Local officials confirmed on Saturday that yet another attack in the eastern province of Mareb against the main crude export pipeline forced engineers to call for a complete shut-down of the oil flow and provision for a repair team to be dispatched on-site.
"The pipeline was attacked by tribesmen. The damage is quite big and oil flow as stopped," Reuters quoted an industry source as saying under cover of anonymity.
Preliminary reports established that armed tribesmen targeted Mareb pipeline as to extert pressure onto the government and ensure that their demands would be met promptly. Such techniques have often been used by various tribes across Yemen since 2011, when the central government further gradually lost control of its institutions. Such vacuum power essentially allowed tribal factions to erect mini-states within the state, thus disrupting Yemen’s efforts to reform and re-establish order throughout.
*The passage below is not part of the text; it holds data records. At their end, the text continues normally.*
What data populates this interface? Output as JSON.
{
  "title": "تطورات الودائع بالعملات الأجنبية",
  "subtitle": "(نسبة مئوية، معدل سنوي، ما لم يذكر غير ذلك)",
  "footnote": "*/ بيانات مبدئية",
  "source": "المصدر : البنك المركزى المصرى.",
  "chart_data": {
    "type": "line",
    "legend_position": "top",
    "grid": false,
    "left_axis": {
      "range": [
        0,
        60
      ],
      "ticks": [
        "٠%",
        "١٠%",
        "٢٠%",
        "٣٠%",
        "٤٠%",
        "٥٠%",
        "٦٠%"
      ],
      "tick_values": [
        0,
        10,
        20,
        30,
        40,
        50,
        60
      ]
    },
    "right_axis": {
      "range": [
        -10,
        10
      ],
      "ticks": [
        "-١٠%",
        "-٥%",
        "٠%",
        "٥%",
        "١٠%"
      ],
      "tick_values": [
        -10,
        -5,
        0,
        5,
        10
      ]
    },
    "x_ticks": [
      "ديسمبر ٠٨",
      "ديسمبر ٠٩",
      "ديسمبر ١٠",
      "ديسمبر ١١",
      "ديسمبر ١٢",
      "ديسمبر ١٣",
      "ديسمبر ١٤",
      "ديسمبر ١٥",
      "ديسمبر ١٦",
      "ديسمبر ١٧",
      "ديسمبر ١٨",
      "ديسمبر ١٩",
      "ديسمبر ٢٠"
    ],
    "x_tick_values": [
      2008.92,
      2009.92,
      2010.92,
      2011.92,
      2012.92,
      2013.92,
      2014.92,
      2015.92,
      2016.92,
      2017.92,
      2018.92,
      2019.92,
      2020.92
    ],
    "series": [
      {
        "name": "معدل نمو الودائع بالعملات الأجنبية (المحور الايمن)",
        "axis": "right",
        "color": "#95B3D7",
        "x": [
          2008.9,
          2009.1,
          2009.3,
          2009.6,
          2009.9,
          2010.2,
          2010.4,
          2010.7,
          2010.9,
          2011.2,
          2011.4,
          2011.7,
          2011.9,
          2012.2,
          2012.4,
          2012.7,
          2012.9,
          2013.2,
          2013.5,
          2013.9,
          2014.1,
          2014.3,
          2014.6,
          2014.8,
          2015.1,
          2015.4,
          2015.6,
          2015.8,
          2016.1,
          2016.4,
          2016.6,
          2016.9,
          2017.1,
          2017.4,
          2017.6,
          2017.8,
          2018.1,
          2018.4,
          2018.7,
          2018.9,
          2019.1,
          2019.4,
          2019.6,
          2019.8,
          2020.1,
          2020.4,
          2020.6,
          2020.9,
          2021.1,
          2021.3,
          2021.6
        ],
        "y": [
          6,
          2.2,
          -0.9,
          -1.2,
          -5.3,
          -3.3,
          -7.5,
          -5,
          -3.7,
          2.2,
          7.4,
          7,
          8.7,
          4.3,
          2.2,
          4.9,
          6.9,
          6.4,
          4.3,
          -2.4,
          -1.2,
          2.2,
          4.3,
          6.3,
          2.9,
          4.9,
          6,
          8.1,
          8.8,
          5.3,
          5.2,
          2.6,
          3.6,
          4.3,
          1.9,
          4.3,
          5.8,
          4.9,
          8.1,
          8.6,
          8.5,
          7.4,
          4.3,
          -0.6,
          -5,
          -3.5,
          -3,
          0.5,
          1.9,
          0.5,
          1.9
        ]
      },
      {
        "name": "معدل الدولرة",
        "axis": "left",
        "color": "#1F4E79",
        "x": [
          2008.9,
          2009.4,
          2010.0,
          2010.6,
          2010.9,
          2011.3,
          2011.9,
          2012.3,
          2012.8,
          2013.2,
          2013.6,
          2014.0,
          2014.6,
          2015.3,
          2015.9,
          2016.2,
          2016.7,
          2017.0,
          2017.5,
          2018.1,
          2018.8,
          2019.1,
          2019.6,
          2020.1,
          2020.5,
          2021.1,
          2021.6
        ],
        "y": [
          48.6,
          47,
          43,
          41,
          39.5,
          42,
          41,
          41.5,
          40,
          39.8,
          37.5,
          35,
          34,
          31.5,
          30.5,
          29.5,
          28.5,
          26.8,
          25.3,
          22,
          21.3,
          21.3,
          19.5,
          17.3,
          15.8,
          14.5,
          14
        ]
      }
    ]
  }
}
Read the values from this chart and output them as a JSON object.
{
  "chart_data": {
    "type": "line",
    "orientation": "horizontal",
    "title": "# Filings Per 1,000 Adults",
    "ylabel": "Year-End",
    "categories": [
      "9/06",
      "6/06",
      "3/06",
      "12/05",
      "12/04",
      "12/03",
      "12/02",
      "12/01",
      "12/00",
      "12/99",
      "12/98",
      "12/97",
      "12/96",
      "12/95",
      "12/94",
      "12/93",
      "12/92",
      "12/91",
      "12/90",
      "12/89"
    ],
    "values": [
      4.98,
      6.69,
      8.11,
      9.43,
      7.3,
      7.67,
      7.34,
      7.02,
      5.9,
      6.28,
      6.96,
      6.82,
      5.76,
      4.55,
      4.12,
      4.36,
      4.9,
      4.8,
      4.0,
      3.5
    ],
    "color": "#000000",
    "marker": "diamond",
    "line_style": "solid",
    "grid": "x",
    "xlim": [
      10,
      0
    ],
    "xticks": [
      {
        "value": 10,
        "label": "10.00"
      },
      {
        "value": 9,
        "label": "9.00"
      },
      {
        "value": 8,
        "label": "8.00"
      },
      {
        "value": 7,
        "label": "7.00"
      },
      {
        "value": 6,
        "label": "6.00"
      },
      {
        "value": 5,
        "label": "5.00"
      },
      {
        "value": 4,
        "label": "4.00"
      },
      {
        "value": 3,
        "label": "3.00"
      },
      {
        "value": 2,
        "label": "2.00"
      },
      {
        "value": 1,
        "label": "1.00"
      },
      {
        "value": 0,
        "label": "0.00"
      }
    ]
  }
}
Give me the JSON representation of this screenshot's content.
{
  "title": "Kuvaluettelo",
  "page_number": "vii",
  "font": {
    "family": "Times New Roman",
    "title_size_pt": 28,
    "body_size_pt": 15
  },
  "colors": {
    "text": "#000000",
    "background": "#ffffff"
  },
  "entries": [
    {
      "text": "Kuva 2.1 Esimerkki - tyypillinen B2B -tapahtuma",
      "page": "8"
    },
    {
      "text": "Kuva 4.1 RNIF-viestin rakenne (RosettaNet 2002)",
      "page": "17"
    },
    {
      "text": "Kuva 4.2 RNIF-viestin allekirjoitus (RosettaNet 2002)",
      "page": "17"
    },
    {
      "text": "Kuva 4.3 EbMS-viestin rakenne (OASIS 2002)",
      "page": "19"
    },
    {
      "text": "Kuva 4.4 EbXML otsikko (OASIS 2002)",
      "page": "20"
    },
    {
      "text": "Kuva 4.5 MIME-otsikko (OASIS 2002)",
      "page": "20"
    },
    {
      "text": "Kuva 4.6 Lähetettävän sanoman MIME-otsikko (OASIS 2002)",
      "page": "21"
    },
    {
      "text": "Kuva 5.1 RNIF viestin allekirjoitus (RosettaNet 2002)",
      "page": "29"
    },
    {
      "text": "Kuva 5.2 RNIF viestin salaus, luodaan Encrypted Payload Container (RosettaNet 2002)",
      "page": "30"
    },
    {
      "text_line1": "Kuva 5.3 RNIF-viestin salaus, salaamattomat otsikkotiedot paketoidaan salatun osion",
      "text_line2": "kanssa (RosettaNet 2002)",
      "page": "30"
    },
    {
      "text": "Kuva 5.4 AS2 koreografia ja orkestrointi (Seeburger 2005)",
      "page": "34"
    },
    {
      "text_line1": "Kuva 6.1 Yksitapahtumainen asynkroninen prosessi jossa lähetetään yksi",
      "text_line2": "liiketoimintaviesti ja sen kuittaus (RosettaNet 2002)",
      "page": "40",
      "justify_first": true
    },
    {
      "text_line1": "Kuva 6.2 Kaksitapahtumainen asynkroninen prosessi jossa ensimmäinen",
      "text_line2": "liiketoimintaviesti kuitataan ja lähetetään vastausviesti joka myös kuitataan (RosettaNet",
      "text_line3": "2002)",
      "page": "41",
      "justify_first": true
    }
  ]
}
Mareb main pipeline which carries 70,000 to 110,000 bpd of light crude per day is central of Yemen’s oil industry. Attacks such as the one which was carried out on Saturday have gravely disrupted the oil industry, forcing the oil ministry to order unscheduled repairs at a time when such funds should have been directed to shoring up the country’s ailing economy.
Officials in Sana’a have confirmed that the attackers have called for the release of imprisoned relatives.
Despite unprecedented international and regional support, Yemen, the most impoverished nation in the Arabian Peninsula has remained powerless to prevent its tribesmen from targeting strategic national interests, namely the oil industry, the nation’s main source of income.